Il faisait mauvais (vent et averses) et la luminosité était faible. J’avais décidé de grimper dans un arbre près d’un endroit où j’avais fait déguerpir un brocard à plusieurs reprises certains matins. Ma logique était de faire un affût au même endroit car là où j’avais réveillé en sursaut cet animal certains matins, il y avait peut-être des chances de le surprendre le soir au moment pour lui de regagner sa couche.
30 minutes après mon installation dans cet arbre, j’entends casser du bois à ma droite et je vois débouler tranquillement un gros sanglier mâle que j’estime à 90 kgs. Il marche tranquillement et vermille lentement à environ 50 mètres de moi. Je descends de mon arbre et tente en vain une approche. Je casse deux branches et fais s’éloigner la bête. Je me perche alors sur un autre arbre situé sur la même coulée.
30 minutes plus tard, un autre sanglier mais plus petit celui-là, descend une autre coulée qui contourne d’une dizaine de mètres l’arbre sur lequel je suis perché. J’arme mon arc à poulie avant qu’il n’entre dans ma fenêtre de tir, cale ma visée sur le défaut de son épaule et le suis. Ma fenêtre de tir mesure 12 mètres environ et j’attends qu’il s’y arrête.
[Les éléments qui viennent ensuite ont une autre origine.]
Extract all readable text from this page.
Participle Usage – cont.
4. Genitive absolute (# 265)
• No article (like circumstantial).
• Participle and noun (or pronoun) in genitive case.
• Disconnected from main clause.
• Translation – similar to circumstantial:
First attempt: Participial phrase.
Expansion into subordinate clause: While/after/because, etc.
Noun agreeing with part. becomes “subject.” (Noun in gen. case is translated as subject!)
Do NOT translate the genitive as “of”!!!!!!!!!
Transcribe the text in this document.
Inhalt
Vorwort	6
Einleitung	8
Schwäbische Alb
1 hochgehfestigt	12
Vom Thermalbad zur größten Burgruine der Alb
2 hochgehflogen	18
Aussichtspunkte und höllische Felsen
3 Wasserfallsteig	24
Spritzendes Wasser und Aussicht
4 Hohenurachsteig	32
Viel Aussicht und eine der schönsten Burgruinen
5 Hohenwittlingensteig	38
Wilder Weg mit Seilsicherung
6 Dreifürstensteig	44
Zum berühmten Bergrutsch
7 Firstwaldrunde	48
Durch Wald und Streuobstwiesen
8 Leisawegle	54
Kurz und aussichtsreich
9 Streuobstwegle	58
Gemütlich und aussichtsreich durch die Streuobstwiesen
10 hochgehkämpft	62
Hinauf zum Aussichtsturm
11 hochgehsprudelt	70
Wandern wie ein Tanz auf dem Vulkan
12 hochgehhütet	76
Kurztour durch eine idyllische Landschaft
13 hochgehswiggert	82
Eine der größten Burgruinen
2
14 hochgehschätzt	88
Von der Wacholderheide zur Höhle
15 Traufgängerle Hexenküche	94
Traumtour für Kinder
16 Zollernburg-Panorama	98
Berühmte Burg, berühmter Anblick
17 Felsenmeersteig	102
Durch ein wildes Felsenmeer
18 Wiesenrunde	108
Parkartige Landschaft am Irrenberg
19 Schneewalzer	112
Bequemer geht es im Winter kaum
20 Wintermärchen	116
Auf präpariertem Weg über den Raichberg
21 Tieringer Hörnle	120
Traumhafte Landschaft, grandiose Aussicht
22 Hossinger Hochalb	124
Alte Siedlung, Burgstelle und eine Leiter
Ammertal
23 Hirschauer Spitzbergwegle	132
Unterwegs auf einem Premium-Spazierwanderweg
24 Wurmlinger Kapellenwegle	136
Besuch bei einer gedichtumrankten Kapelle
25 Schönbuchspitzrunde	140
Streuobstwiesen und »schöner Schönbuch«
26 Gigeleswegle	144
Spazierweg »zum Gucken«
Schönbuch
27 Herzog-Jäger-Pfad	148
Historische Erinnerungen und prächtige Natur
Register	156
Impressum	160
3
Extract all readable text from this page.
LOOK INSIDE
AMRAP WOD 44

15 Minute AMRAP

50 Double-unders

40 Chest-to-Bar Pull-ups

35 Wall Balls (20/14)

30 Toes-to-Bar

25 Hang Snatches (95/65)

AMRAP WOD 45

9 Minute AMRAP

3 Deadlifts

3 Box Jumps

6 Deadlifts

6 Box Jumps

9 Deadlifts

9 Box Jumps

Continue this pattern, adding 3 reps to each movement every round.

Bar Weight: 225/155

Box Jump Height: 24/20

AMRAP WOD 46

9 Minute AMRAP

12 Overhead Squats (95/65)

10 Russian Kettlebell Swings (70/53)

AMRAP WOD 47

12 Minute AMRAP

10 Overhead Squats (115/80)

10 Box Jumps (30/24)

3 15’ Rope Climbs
Il se bloque littéralement au moment où le vent mène mes effluves à ses narines. Il lève le groin comme pour mieux me sentir et lève même sa patte gauche (je suis à 4,5 mètres du sol). Son flan gauche se découvre et je prends une autre visée plus basse. Je vise la zone où se situe son cœur. A peine ai-je changé ma visée que la flèche part. A ma grande surprise, elle ne transperce pas l’animal et dépasse de moitié. L’animal part au galop et tape la flèche sur chaque baliveau croisé. Il continue sur la même coulée et là, au lieu de s’engouffrer dans les gros ronciers de l’autre côté de l’allée sur laquelle il vient de déboucher, il remonte l’allée au grand galop. Je m’efforce de ne pas le quitter des yeux et de bien écouter tout bruit suspect. Je me contorsionne sur ma branche pour observer son galop. Il s’arrête au bout de 25 mètres et rentre doucement dans la même parcelle d’où il venait. Il vient rendre son dernier soupir à 30 mètres de moi mais caché par quelques branchages. J’attends quelques minutes afin de me calmer. Là le doute m’assaille : peut-on courir si vite avec une flèche dans le cœur. Je commence à douter : et si la flèche s’était fichée dans la patte ou l’épaule. L’animal, puisqu’il m’a repéré, m’attend peut-être. C’est vrai qu’il s’est s’arrêté là où le vent porte mes effluves. Je descends doucement de l’arbre. J’emprunte le même itinéraire que l’animal et fait une boucle comme lui. J’ai l’impression de ne pas trouver une seule goutte de sang. Mais je ne regarde que dans la direction où l’animal s’est arrêté. J’aperçois alors à l’endroit indiqué la patte poilue d’un gros animal étendu. J’avance encore un peu et croise le regard sans vie de ce sanglier.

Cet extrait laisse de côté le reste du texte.